The recommendation of the Commons ''Save Meech'' committee that first ministers formally endorse Senator Lowell Murray's oft-stated defence of the ''distinct society'' clause - that it ''works with the Charter, not against it'' - does not, as advertised, safeguard Charter rights in Quebec. It is an empty assurance, designed to provide cover for a climbdown by the dissident premiers.
There is reason to doubt, first, how much weight a mere resolution of first ministers, which has no legal standing, would carry in judicial interpretation of the clause. And certainly Murray's professed belief that the clause will be used merely as a guide in interpreting the Charter through Section 1 - the ''reasonable limits'' clause - is just that: a belief.
For this we have only previous jurisprudence indicating the court would tend to see constitutional additions, unless explicitly stated otherwise, as being ''embedded'' in the existing constitutional structure, rather than simply overriding any clauses with which they come into conflict by virtue of having been passed afterward. But if Murray is wrong, we're stuck with it.
Even if he's right, moreover, this does not leave the Charter intact. The point that must be made is that the courts are already using the ''reasonable limits'' clause to punch holes in the Charter. Section 1 is indeed a far greater threat to Charter rights than the more notorious ''notwithstanding'' clause. After Bill 178, this has become the atomic bomb of constitutional politics, so powerful it is almost useless.
By contrast, Section 1 allows the courts to undermine the Charter in far less spectacular fashion, a case at a time. As a bencher from another Supreme Court in another time, Justice Louis Brandeis, reminded us, liberty is lost not typically at one go, but through ''insidious encroachment by men of zeal.'' Opponents of the Charter fret over judicial activism in applying such a law. But if you really want to see judicial activism, try handing judges the power to ignore the law.
Some sort of clause like this is probably inevitable. Otherwise, runs the standard argument, a court that was determined to override Charter freedoms would have to resort to absurd definitions of ''speech'' and whatnot. It seems to me that forcing judges to make ridiculous arguments to subvert the Charter is a virtue. Section 1, on the contrary, allows them to cloak such efforts in ''reasonableness.''
But if ''reasonable limits'' are to be included, the definition of what is reasonable ought to be severely circumscribed. For a time it was: the Regina vs Oakes ruling set out strict conditions to be met. But since then, the rules have been stretched and tugged and more or less abandoned. What is ''reasonable'' now seems to depend solely on whatever personal ideological pets the judges in any given case may keep.
TWO DEFENCES
Instructing judges that Quebec's status as a ''distinct society'' should be one of these does not help matters. Set against this, Meech advocates offer two defences. One, a similar interpretive clause in the 1982 Constitution refers to Canada's ''multicultural heritage,'' and as Murray says, ''has not resulted in anyone's rights being taken away.''
Well, yes it has: I can think of at least one case in an Ontario court upholding the law against hate literature on this basis.
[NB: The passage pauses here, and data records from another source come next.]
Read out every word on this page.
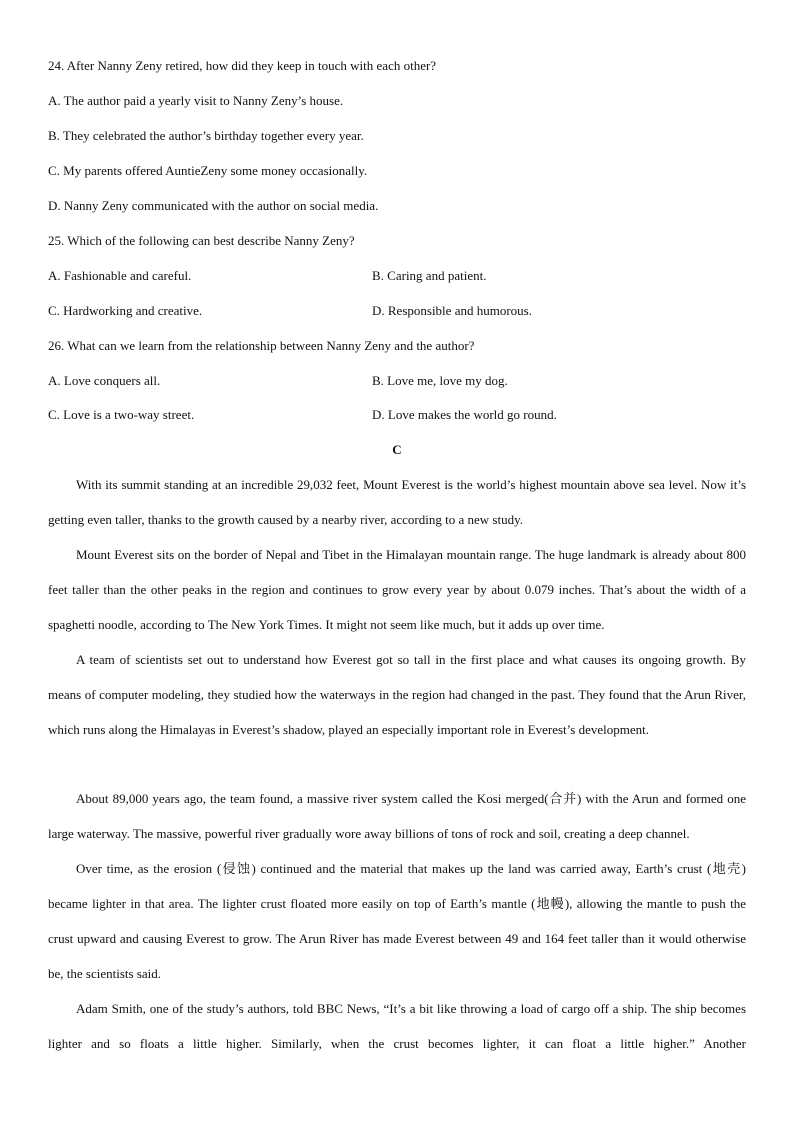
24. After Nanny Zeny retired, how did they keep in touch with each other?
A. The author paid a yearly visit to Nanny Zeny’s house.
B. They celebrated the author’s birthday together every year.
C. My parents offered AuntieZeny some money occasionally.
D. Nanny Zeny communicated with the author on social media.
25. Which of the following can best describe Nanny Zeny?
A. Fashionable and careful.	B. Caring and patient.
C. Hardworking and creative.	D. Responsible and humorous.
26. What can we learn from the relationship between Nanny Zeny and the author?
A. Love conquers all.	B. Love me, love my dog.
C. Love is a two-way street.	D. Love makes the world go round.
C

With its summit standing at an incredible 29,032 feet, Mount Everest is the world’s highest mountain above sea level. Now it’s getting even taller, thanks to the growth caused by a nearby river, according to a new study.

Mount Everest sits on the border of Nepal and Tibet in the Himalayan mountain range. The huge landmark is already about 800 feet taller than the other peaks in the region and continues to grow every year by about 0.079 inches. That’s about the width of a spaghetti noodle, according to The New York Times. It might not seem like much, but it adds up over time.

A team of scientists set out to understand how Everest got so tall in the first place and what causes its ongoing growth. By means of computer modeling, they studied how the waterways in the region had changed in the past. They found that the Arun River, which runs along the Himalayas in Everest’s shadow, played an especially important role in Everest’s development.

About 89,000 years ago, the team found, a massive river system called the Kosi merged(合并) with the Arun and formed one large waterway. The massive, powerful river gradually wore away billions of tons of rock and soil, creating a deep channel.

Over time, as the erosion (侵蚀) continued and the material that makes up the land was carried away, Earth’s crust (地壳) became lighter in that area. The lighter crust floated more easily on top of Earth’s mantle (地幔), allowing the mantle to push the crust upward and causing Everest to grow. The Arun River has made Everest between 49 and 164 feet taller than it would otherwise be, the scientists said.

Adam Smith, one of the study’s authors, told BBC News, “It’s a bit like throwing a load of cargo off a ship. The ship becomes lighter and so floats a little higher. Similarly, when the crust becomes lighter, it can float a little higher.” Another
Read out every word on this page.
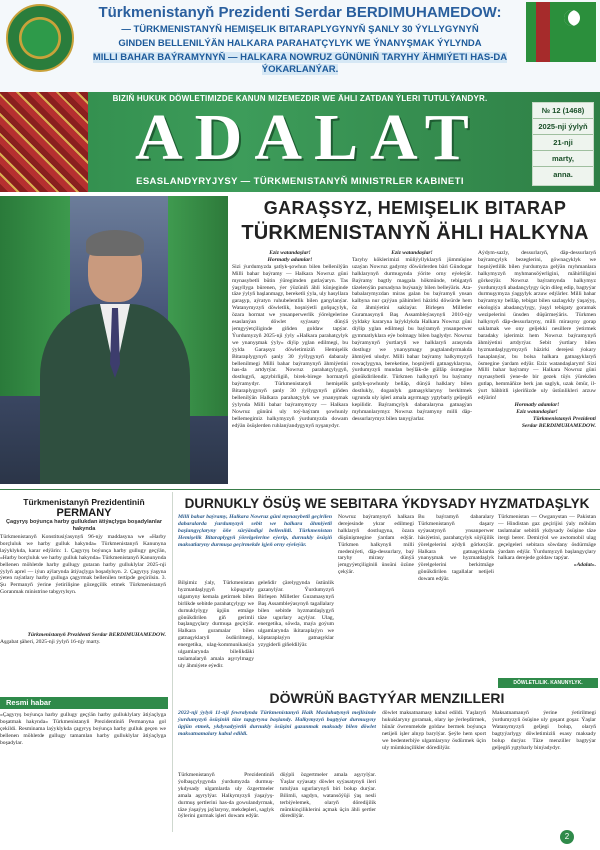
Türkmenistanyň Prezidenti Serdar BERDIMUHAMEDOW:
— TÜRKMENISTANYŇ HEMIŞELIK BITARAPLYGYNYŇ ŞANLY 30 ÝYLLYGYNYŇ
GINDEN BELLENILÝÄN HALKARA PARAHATÇYLYK WE ÝNANYŞMAK ÝYLYNDA
MILLI BAHAR BAÝRAMYNYŇ — HALKARA NOWRUZ GÜNÜNIŇ TARYHY ÄHMIÝETI HAS-DA ÝOKARLANÝAR.
BIZIŇ HUKUK DÖWLETIMIZDE KANUN MIZEMEZDIR WE ÄHLI ZATDAN ÝLERI TUTULÝANDYR.
ADALAT	№ 12 (1468)
2025-nji ýylyň
21-nji
marty,
anna.
ESASLANDYRYJYSY — TÜRKMENISTANYŇ MINISTRLER KABINETI
GARAŞSYZ, HEMIŞELIK BITARAP
TÜRKMENISTANYŇ ÄHLI HALKYNA
Eziz watandaşlar!
Hormatly adamlar!
Sizi ýurdumyzda şatlyk-şowhun bilen bellenilýän Milli bahar baýramy — Halkara Nowruz güni mynasybetli bütin ýüregimden gutlaýaryn. Tas ýaşyllyga bürenen, ýer ýüzüniň ähli künjeginde täze ýylyň başlanmagy, bereketli ýyla, uly hasyllara garaşyp, aýratyn ruhubelentlik bilen garşylanýar. Watanymyzyň döwletlik, hoşniýetli goňşuçylyk, özara hormat we ynsanperwerlik ýörelgelerine esaslanýan döwlet syýasaty dünýä jemgyýetçiliginde giňden goldaw tapýar. Ýurdumyzyň 2025-nji ýyly «Halkara parahatçylyk we ynanyşmak ýyly» diýip yglan edilmegi, bu ýylda Garaşsyz döwletimiziň Hemişelik Bitaraplygynyň şanly 30 ýyllygynyň dabaraly bellenilmegi Milli bahar baýramynyň ähmiýetini has-da artdyrýar. Nowruz parahatçylygyň, dostlugyň, agzybirligiň, birek-birege hormatyň baýramydyr. Türkmenistanyň hemişelik Bitaraplygynyň şanly 30 ýyllygynyň giňden bellenilýän Halkara parahatçylyk we ynanyşmak ýylynda Milli bahar baýramymyzy — Halkara Nowruz gününi uly toý-baýram şowhunly bellemegimiz halkymyzyň ýurdumyzda dowam edýän ösüşlerden ruhlanýandygynyň nyşanydyr.
Eziz watandaşlar!
Taryhy köklerimizi müňýyllyklaryň jümmüşine uzaýan Nowruz gadymy döwürlerden bäri Gündogar halklarynyň durmuşynda ýörite orny eýeleýär. Baýramy bagtly maşgala hökmünde, tebigatyň täzelenýän pursadyna buýsanjy bilen belleýäris. Ata-babalarymyzdan miras galan bu baýramyň ynsan kalbyna nur çaýýan pähimleri häzirki döwürde hem öz ähmiýetini saklaýar. Birleşen Milletler Guramasynyň Baş Assambleýasynyň 2010-njy ýyldaky kararyna laýyklykda Halkara Nowruz güni diýlip yglan edilmegi bu baýramyň ynsanperwer gymmatlyklara eýe bolmagy bilen baglydyr. Nowruz baýramynyň ýurtlaryň we halklaryň arasynda dostlugy we ynanyşmagy pugtalandyrmakda ähmiýeti uludyr. Milli bahar baýramy halkymyzyň rowaçlygyna, bereketine, hoşniýetli gatnaşyklaryna, ýurdumyzyň mundan beýläk-de gülläp ösmegine gönükdirilendir. Türkmen halkynyň bu baýramy şatlyk-şowhunly belläp, dünýä halklary bilen dostlukly, doganlyk gatnaşyklaryny berkitmek ugrunda uly işleri amala aşyrmagy ygtybarly geljegiň kepilidir. Baýramçylyk dabaralaryna gatnaşýan myhmanlarymyz Nowruz baýramyny milli däp-dessurlarymyz bilen tanyşýarlar.
Aýdym-sazly, dessurlaryň, däp-dessurlaryň baýramçylyk bezeglerini, göwnaçyklyk we hoşniýetlilik bilen ýurdumyza gelýän myhmanlara halkymyzyň myhmansöýerligini, mähirliligini görkezýär. Nowruz baýramynda halkymyz ýurdumyzyň abadançylygy üçin dileg edip, bagtyýar durmuşymyza ýagşylyk arzuw edýärler. Milli bahar baýramyny belläp, tebigat bilen sazlaşykly ýaşaýyş, ekologiýa abadançylygy, ýaşyl tebigaty goramak wezipelerini ünsden düşürmeýäris. Türkmen halkynyň däp-dessurlaryny, milli mirasyny gorap saklamak we ony geljekki nesillere ýetirmek baradaky işlerimiz hem Nowruz baýramynyň ähmiýetini artdyrýar. Sebit ýurtlary bilen hyzmatdaşlygymyzyň häzirki derejesi ýokary hasaplanýar, bu bolsa halkara gatnaşyklaryň ösmegine ýardam edýär. Eziz watandaşlarym! Sizi Milli bahar baýramy — Halkara Nowruz güni mynasybetli ýene-de bir gezek tüýs ýürekden gutlap, hemmäňize berk jan saglyk, uzak ömür, il-ýurt bähbitli işleriňizde uly üstünlikleri arzuw edýärin!
Hormatly adamlar!
Eziz watandaşlar!
Türkmenistanyň Prezidenti
Serdar BERDIMUHAMEDOW.
Türkmenistanyň Prezidentiniň
PERMANY
Çagyryş boýunça harby gullukdan ätiýaçlyga boşadylanlar hakynda
Türkmenistanyň Konstitusiýasynyň 96-njy maddasyna we «Harby borçluluk we harby gulluk hakynda» Türkmenistanyň Kanunyna laýyklykda, karar edýärin: 1. Çagyryş boýunça harby gullugy geçýän, «Harby borçluluk we harby gulluk hakynda» Türkmenistanyň Kanunynda bellenen möhletde harby gullugy gutaran harby gulluklylar 2025-nji ýylyň aprel — iýun aýlarynda ätiýaçlyga boşadylsyn. 2. Çagyryş ýaşyna ýeten raýatlary harby gulluga çagyrmak bellenilen tertipde geçirilsin. 3. Şu Permanyň ýerine ýetirilişine gözegçilik etmek Türkmenistanyň Goranmak ministrine tabşyrylsyn.
Türkmenistanyň Prezidenti Serdar BERDIMUHAMEDOW.
Aşgabat şäheri, 2025-nji ýylyň 16-njy marty.
Resmi habar
«Çagyryş boýunça harby gullugy geçýän harby gulluklylary ätiýaçlyga boşatmak hakynda» Türkmenistanyň Prezidentiniň Permanyna gol çekildi. Resminama laýyklykda çagyryş boýunça harby gulluk geçen we bellenen möhletde gullugy tamamlan harby gulluklylar ätiýaçlyga boşadylar.
DURNUKLY ÖSÜŞ WE SEBITARA ÝKDYSADY HYZMATDAŞLYK
Milli bahar baýramy, Halkara Nowruz güni mynasybetli geçirilen dabaralarda ýurdumyzyň sebit we halkara ähmiýetli başlangyçlaryny öňe sürýändigi bellenildi. Türkmenistan Hemişelik Bitaraplygyň ýörelgelerine eýerip, durnukly ösüşiň maksatlaryny durmuşa geçirmekde işjeň orny eýeleýär.
Bilşimiz ýaly, Türkmenistan hyzmatdaşlygyň köpugurly ulgamyny kemala getirmek bilen birlikde sebitde parahatçylygy we durnuklylygy üpjün etmäge gönükdirilen giň gerimli başlangyçlary durmuşa geçirýär. Halkara guramalar bilen gatnaşyklaryň ösdürilmegi, energetika, ulag-kommunikasiýa ulgamlarynda bilelikdäki taslamalaryň amala aşyrylmagy uly ähmiýete eýedir.
geleňdir çärelygynda üstünlik gazanylýar. Ýurdumyzyň Birleşen Milletler Guramasynyň Baş Assambleýasynyň tagallalary bilen sebitde hyzmatdaşlygyň täze ugurlary açylýar. Ulag, energetika, söwda, maýa goýum ulgamlarynda ikitaraplaýyn we köptaraplaýyn gatnaşyklar yzygiderli giňeldilýär.
Nowruz baýramynyň halkara derejesinde ykrar edilmegi halklaryň dostlugyna, özara düşünişmegine ýardam edýär. Türkmen halkynyň milli medeniýeti, däp-dessurlary, baý taryhy mirasy dünýä jemgyýetçiliginiň ünsüni özüne çekýär.
Bu baýramyň dabaralary Türkmenistanyň daşary syýasatynyň ynsanperwer häsiýetini, parahatçylyk söýüjilik ýörelgelerini aýdyň görkezýär. Halkara gatnaşyklarda ynanyşmak we hyzmatdaşlyk ýörelgelerini berkitmäge gönükdirilen tagallalar netijeli dowam edýär.
Türkmenistan — Owganystan — Pakistan — Hindistan gaz geçirijisi ýaly möhüm taslamalar sebitiň ykdysady ösüşine täze itergi berer. Demirýol we awtomobil ulag geçelgeleri sebitara söwdany ösdürmäge ýardam edýär. Ýurdumyzyň başlangyçlary halkara derejede goldaw tapýar.
«Adalat».
DÖWLETLILIK. KANUNYLYK. DEMOKRATIÝA
DÖWRÜŇ BAGTYÝAR MENZILLERI
2022-nji ýylyň 11-nji fewralynda Türkmenistanyň Halk Maslahatynyň mejlisinde ýurdumyzyň ösüşiniň täze tapgyryna başlandy. Halkymyzyň bagtyýar durmuşyny üpjün etmek, ykdysadyýetiň durnukly ösüşini gazanmak maksady bilen döwlet maksatnamalary kabul edildi.
Türkmenistanyň Prezidentiniň ýolbaşçylygynda ýurdumyzda durmuş-ykdysady ulgamlarda uly özgertmeler amala aşyrylýar. Halkymyzyň ýaşaýyş-durmuş şertlerini has-da gowulandyrmak, täze ýaşaýyş jaýlaryny, mekdepleri, saglyk öýlerini gurmak işleri dowam edýär.
düýpli özgertmeler amala aşyrylýar. Ýaşlar syýasaty döwlet syýasatynyň ileri tutulýan ugurlarynyň biri bolup durýar. Bilimli, sagdyn, watansöýüji ýaş nesli terbiýelemek, olaryň döredijilik mümkinçiliklerini açmak üçin ähli şertler döredilýär.
döwlet maksatnamasy kabul edildi. Ýaşlaryň hukuklaryny goramak, olary işe ýerleşdirmek, hünär öwrenmekde goldaw bermek boýunça netijeli işler alnyp barylýar. Şeýle hem sport we bedenterbiýe ulgamlaryny ösdürmek üçin uly mümkinçilikler döredilýär.
Maksatnamanyň ýerine ýetirilmegi ýurdumyzyň ösüşine uly goşant goşar. Ýaşlar Watanymyzyň geljegi bolup, olaryň bagtyýarlygy döwletimiziň esasy maksady bolup durýar. Täze menziller bagtyýar geljegiň ygtybarly binýadydyr.
2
In any case, there is no government anywhere in Canada that takes as its mission, indeed is expressly directed by the Constitution, to use this clause in the way Quebec is enjoined to ''preserve and promote'' the ''distinct society.''
Two, we are told, the courts already take Quebec's distinct character into account in interpreting the Charter. The ''distinct society'' clause would simply require in law what is practice in fact. One has only to ask, in reply, how the court would decide the famous case of Quebec's sign laws in the presence of this constitutional admonition. In the existing ruling, the court indeed bent over backward to accommodate Quebec's special linguistic concerns. This, as we know, was not enough for the government of Quebec.
A future court must surely wonder why, if the intent was merely to ratify the status quo, the framers of Meech Lake did not place the ''distinct society'' in the preamble to the Constitution, which is where such things are usually recognized. That they deliberately chose not to must mean they intended the clause to have additional interpretive force - even if only through Section 1 - the status quo having proved inadequate. A first ministers' statement, however soothing, would not affect this.